Commemorating the life and service of Her Majesty Queen Elizabeth II

Commemorating the life and service of Her Majesty Queen Elizabeth II

20 September 2022

Our school community came together for a beautiful service commemorating the life and service of Her Majesty Queen Elizabeth II on Friday 16 September 2022.

After a poignant opening – Kontakion of the Deceased (Kiev melody) – Ms Kennedy spoke of the Queen’s accession and coronation, and the symbolic weight of responsibility on such young shoulders. In Shakespeare’s Henry IV Part II, Henry vocalises this weight as he struggles to sleep:

Canst thou, O partial sleep, give thy repose

To the wet sea-boy in an hour so rude,

And in the calmest and most stillest night,

With all appliances and means to boot,

Deny it to a king? Then happy low, lie down!

Uneasy lies the head that wears a crown.

Head Girl Elsa read the first in a series of accounts and creative writing by past students of WHS. This, an article from the school magazine of June 1954, detailed the school’s celebrations to mark the coronation at the time: the decoration of doorways and gardens, square dancing, the planting of trees, a royal coat of arms installed on the corner of Mansel Road (made by the pottery club, no less) and the fact that “20 students were chosen to represent the school” – cheering on the procession on the Embankment.

As we charted the decades of Queen Elizabeth II’s reign, and just before Junior pupils sang The White Cliffs of Dover, Ms Boyd spoke of Her Majesty’s discipline and courage – not only during the war years but beyond. Ms Anderson outlined the challenges of 1970s Britain – strikes, acts of terrorism – and, as a History teacher, reminded us that: “The idea of monarchy deserves much scrutiny and debate – but it does provide, undoubtedly, moments where we can look out beyond ourselves and, perhaps, that is something we all might underestimate.” We reflected on the Queen’s faith, a bridge between religious and non-religious communities internationally, her family life, its trials and tribulations, and jubilee celebrations past and more recent.

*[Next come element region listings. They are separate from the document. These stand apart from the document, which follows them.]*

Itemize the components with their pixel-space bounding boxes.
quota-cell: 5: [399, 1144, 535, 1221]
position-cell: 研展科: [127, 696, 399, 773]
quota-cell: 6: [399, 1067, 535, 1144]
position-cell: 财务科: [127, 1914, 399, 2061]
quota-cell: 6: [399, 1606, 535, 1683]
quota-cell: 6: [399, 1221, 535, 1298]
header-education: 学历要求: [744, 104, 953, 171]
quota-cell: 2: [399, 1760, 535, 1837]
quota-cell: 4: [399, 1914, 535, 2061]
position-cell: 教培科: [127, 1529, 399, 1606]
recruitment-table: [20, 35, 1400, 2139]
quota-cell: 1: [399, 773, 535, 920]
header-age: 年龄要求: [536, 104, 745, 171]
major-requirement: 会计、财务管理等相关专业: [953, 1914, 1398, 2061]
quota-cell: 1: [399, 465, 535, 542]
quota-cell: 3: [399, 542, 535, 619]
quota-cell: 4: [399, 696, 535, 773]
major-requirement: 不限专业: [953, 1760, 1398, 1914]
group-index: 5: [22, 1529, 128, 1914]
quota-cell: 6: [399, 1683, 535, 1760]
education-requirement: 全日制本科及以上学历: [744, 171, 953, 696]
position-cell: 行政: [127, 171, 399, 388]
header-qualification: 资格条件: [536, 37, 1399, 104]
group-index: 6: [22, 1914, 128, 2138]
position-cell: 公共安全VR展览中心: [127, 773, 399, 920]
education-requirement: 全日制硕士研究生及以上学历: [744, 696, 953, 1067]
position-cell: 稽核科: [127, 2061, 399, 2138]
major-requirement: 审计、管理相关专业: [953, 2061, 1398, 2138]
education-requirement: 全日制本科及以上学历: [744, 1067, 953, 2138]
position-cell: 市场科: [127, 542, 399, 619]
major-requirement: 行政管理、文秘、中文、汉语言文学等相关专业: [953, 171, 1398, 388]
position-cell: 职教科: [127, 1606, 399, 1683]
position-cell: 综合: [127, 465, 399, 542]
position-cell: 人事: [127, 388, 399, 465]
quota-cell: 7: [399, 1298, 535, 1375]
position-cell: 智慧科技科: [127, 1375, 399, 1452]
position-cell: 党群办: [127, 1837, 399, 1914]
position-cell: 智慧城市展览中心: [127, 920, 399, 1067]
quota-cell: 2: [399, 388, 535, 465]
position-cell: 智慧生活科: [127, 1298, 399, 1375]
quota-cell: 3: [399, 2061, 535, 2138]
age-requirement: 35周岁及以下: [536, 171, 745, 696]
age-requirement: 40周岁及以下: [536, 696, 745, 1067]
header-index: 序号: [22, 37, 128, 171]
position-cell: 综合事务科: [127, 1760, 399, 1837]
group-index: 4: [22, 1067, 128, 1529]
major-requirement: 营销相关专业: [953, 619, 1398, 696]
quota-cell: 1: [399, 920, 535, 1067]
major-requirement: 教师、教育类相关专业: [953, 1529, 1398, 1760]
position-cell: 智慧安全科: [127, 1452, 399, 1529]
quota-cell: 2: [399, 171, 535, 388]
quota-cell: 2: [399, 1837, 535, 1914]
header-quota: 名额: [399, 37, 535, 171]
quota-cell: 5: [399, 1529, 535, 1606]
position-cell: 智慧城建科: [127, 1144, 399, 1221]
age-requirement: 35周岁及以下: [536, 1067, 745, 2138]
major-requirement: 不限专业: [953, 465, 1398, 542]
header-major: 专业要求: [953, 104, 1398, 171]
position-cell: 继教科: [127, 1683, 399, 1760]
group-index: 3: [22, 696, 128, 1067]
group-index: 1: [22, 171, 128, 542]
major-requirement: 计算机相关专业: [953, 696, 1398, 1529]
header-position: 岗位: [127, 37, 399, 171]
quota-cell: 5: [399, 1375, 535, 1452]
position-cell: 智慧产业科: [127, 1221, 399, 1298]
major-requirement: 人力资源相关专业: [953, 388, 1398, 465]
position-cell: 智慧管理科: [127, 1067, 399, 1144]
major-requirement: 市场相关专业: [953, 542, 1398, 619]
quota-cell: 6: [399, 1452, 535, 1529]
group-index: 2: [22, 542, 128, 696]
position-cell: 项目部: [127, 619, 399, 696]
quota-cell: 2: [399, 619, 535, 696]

The Queen’s love of music was noted, and our service was movingly interspersed with carefully chosen pieces: In Paradisum by Gabriel Faure, Gaelic Blessing by John Rutter and the much loved hymn Abide with Me.

And after a few giggles at the 2012 Olympics clip with 007 James Bond, we stood to sing God Save the King knowing that we had done our best to honour a monarch lost and to mark the beginning of a new era for the UK and Wimbledon High School.